When I first started reading about the mystery of Anastasia, I very much wanted to believe that she had survived. As I continued to read, I kept fluctuating between "Yes, she is alive," and "No, she couldn't possibly be." Â For many years I was right on the fence.
Then the DNA tests came back. Although--from what I saw on the documentary--Gleb Botkin's granddaughter was completely and sincerely shocked by the revelations, I chose to believe in the DNA results.
I remembered reading an article, at the time of the 1971 film, in which one of the OTMA actresses said of the mystery, "What does it matter if she did survive? She'd be so old!"--and I wanted to scream, "What difference does that make? Nazi war criminals should be brought to trial, no matter how old they are, and likewise missing persons who turn out to be 'found' should be celebrated and recognized, no matter what their age!" And I still believe that.
However, I also wonder if any of us who have feelings for OTMAA should really want one of those children to have spent decades being ridiculed and subjected to all sorts of abuse, all the time realizing that she (or he) alone survives, and knowing that siblings and parents died most horribly, and that she (or he) has been left to live a nightmare?
Although I could never wish death on them, I think for them to have died together might have been best. Say, for example, that Olga did marry Prince Carol, and the others died. What sort of peace would Olga have had? Carol, as we know, was a dud of a husband. So what sort of consolation would it have been to have existed in an unhappy marriage, knowing that the bodies of your family lay festering in an unmarked grave?

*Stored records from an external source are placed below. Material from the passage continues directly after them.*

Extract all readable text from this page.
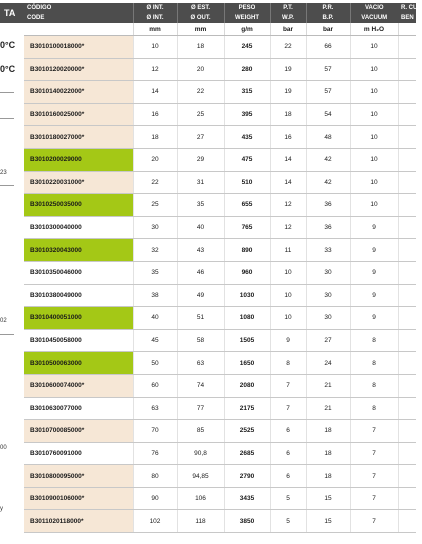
TA
0°C
0°C
23
02
00
y
CÓDIGO	Ø INT.	Ø EST.	PESO	P.T.	P.R.	VACIO	R. CUR
CODE	Ø INT.	Ø OUT.	WEIGHT	W.P.	B.P.	VACUUM	BEN
	mm	mm	g/m	bar	bar	m H₂O	
B3010100018000*	10	18	245	22	66	10	
B3010120020000*	12	20	280	19	57	10	
B3010140022000*	14	22	315	19	57	10	
B3010160025000*	16	25	395	18	54	10	
B3010180027000*	18	27	435	16	48	10	
B3010200029000	20	29	475	14	42	10	
B3010220031000*	22	31	510	14	42	10	
B3010250035000	25	35	655	12	36	10	
B3010300040000	30	40	765	12	36	9	
B3010320043000	32	43	890	11	33	9	
B3010350046000	35	46	960	10	30	9	
B3010380049000	38	49	1030	10	30	9	
B3010400051000	40	51	1080	10	30	9	
B3010450058000	45	58	1505	9	27	8	
B3010500063000	50	63	1650	8	24	8	
B3010600074000*	60	74	2080	7	21	8	
B3010630077000	63	77	2175	7	21	8	
B3010700085000*	70	85	2525	6	18	7	
B3010760091000	76	90,8	2685	6	18	7	
B3010800095000*	80	94,85	2790	6	18	7	
B3010900106000*	90	106	3435	5	15	7	
B3011020118000*	102	118	3850	5	15	7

As long as the remains of Alexei and one of his sisters remain missing, there always be some doubt as to how many Romanovs died that night. And I will not say "impossible!" that one of the family members might have survived. But given the overall situation, it does seem a stretch.
In the meantime, I feel sorrow for Anna Anderson. I believe that she did think she was Anastasia. Whether she was or not, of course, is what so many of us continue to question and debate. But either way, hers was a tragic and largely unfulfilled life, and I could not wish that on a child of Nicholas and Alexandra . . . nor anyone else's child.